# Probleme mit XML und JTree



## Gelöschtes Mitglied 12486 (17. Mai 2009)

Hallo, ich versuche das was viele andere vor mir auch schon versucht haben. Ich möchte einen rudimentären XML Editor schreiben, welcher eine  XML Datei einlesen kann und diese in einem JTree darstellt. Als nächstes sollen die Elemente im JTree veränderbar sein, so dass ich dort was einfügen oder löschen kann. Nach dem ich damit fertig bin möchte ich das ganze natürlich auch wieder als neue .xml-Datei abspeichern können.

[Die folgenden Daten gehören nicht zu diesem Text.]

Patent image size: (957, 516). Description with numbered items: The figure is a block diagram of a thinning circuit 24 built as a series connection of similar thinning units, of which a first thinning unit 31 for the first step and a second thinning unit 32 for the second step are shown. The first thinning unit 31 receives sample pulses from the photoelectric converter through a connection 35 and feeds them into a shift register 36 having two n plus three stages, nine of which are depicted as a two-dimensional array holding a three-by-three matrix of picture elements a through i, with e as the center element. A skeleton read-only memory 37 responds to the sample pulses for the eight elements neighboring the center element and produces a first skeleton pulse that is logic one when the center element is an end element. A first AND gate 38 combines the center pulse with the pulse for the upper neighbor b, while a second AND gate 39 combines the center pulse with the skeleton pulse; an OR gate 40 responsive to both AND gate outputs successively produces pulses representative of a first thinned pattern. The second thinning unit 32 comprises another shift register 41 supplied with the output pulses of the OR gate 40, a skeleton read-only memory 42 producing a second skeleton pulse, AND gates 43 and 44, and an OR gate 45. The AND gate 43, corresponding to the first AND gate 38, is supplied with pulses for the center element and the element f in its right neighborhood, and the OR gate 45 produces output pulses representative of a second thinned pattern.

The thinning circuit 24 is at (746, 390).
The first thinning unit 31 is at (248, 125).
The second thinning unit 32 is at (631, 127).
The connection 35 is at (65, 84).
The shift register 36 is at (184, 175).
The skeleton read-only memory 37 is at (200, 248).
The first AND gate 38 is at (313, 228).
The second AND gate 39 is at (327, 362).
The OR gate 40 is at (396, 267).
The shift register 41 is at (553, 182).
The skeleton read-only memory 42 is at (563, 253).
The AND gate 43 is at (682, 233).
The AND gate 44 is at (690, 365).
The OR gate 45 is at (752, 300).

Mein Ansatz war, mir eine eigene Klasse MyTreeNode zu schreiben, welche dann die Interfaces TreeNode und Element implementiert. Damit wollte ich mir dann meinen eigenen Baum zusammen basteln. Mein Problem ist aber, dass TreeNode und Element ein paar gleichnamige Methoden haben und ich diese nun nicht ordentlich implementiert bekomme. Eine andere Variante war dann, einfach JDOM zu benutzen und dort von Element zu erben um das selbe zu erreichen. Dort gibt es aber wieder rum eine gleichnamige Methode die das ganze verhindert.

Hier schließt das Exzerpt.